Également présidente socialiste de la commission de la solidarité et de la famille du conseil général des Côtes-d'Armor, la maire de Guingamp estime qu'«éviter les dérives» est «une lutte permanente». En décembre dernier, un premier arrêté, plus applicable que celui en cours depuis des années, a limité la consommation d'alcool sur la voie publique à certains horaires. «C'est un élément dégradant pour les personnes mais également pour le bien-vivre à Guingamp», souligne la première magistrate. Une mesure insuffisante toutefois. La consommation reste quasi permanente, rue Notre-Dame, place du Centre, sur le parvis de la basilique, sur les bords du Trieux, au jardin public, place du Château... La liste des lieux fréquentés par les consommateurs est impressionnante et l'arrêté de décembre n'y fait rien. Le 15avril dernier, la maire prend deux autres arrêtés, après concertation avec les services de réinsertion et la gendarmerie.

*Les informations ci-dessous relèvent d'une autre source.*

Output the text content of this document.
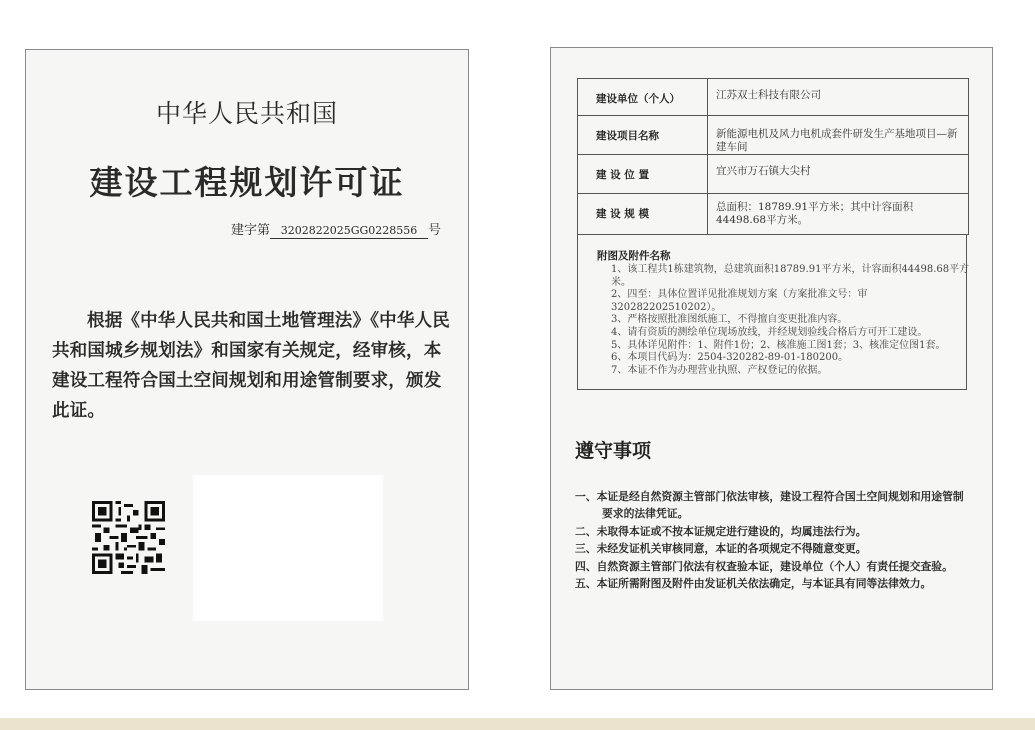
中华人民共和国
建设工程规划许可证
建字第 3202822025GG0228556 号
根据《中华人民共和国土地管理法》《中华人民共和国城乡规划法》和国家有关规定，经审核，本建设工程符合国土空间规划和用途管制要求，颁发此证。
建设单位（个人）	江苏双士科技有限公司
建设项目名称	新能源电机及风力电机成套件研发生产基地项目—新建车间
建 设 位 置	宜兴市万石镇大尖村
建 设 规 模	总面积：18789.91平方米；其中计容面积44498.68平方米。
附图及附件名称
1、该工程共1栋建筑物，总建筑面积18789.91平方米，计容面积44498.68平方米。
2、四至：具体位置详见批准规划方案（方案批准文号：审320282202510202）。
3、严格按照批准图纸施工，不得擅自变更批准内容。
4、请有资质的测绘单位现场放线，并经规划验线合格后方可开工建设。
5、具体详见附件：1、附件1份；2、核准施工图1套；3、核准定位图1套。
6、本项目代码为：2504-320282-89-01-180200。
7、本证不作为办理营业执照、产权登记的依据。
遵守事项
一、本证是经自然资源主管部门依法审核，建设工程符合国土空间规划和用途管制要求的法律凭证。
二、未取得本证或不按本证规定进行建设的，均属违法行为。
三、未经发证机关审核同意，本证的各项规定不得随意变更。
四、自然资源主管部门依法有权查验本证，建设单位（个人）有责任提交查验。
五、本证所需附图及附件由发证机关依法确定，与本证具有同等法律效力。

Vente et transport interdits après 21h
Sont désormais visés, en plus de la consommation sur la voie publique, le transport d'alcool et la vente après 21h, «dans le coeur de ville». «On élargit sur la partie rue Notre-Dame, rue Saint-Yves. Cela sera plus facile pour la gendarmerie d'intervenir. Elle pourra verbaliser, confisquer les bouteilles d'alcool ou les vider sur place. La consommation abusive d'alcool génère des comportements irrespectueux, c'est un problème qui nous préoccupe régulièrement», martèle Annie LeHouérou. En plus de la consommation d'alcool, sont visés les propriétaires de chiens non tenus en laisse. Ils s'attaquent aux poubelles quand ils ne font pas peur aux passants. Pour autant, Annie Le Houérou se défend de toute stigmatisation.
Intervenir en amont
«Les gens qui errent dans la rue sont respectueux de leur environnement quand il n'y a pas consommation d'alcool», estime-t-elle. «Malheureusement, on ne réglera pas tous les problèmes. L'idée est d'intervenir en amont. On envisage de travailler avec la Croix-Rouge qui pourrait nous aider à mieux connaître ces difficultés», poursuit l'élue guingampaise qui, avec ses conseillers, vient de visiter la plupart des quartiers de la ville.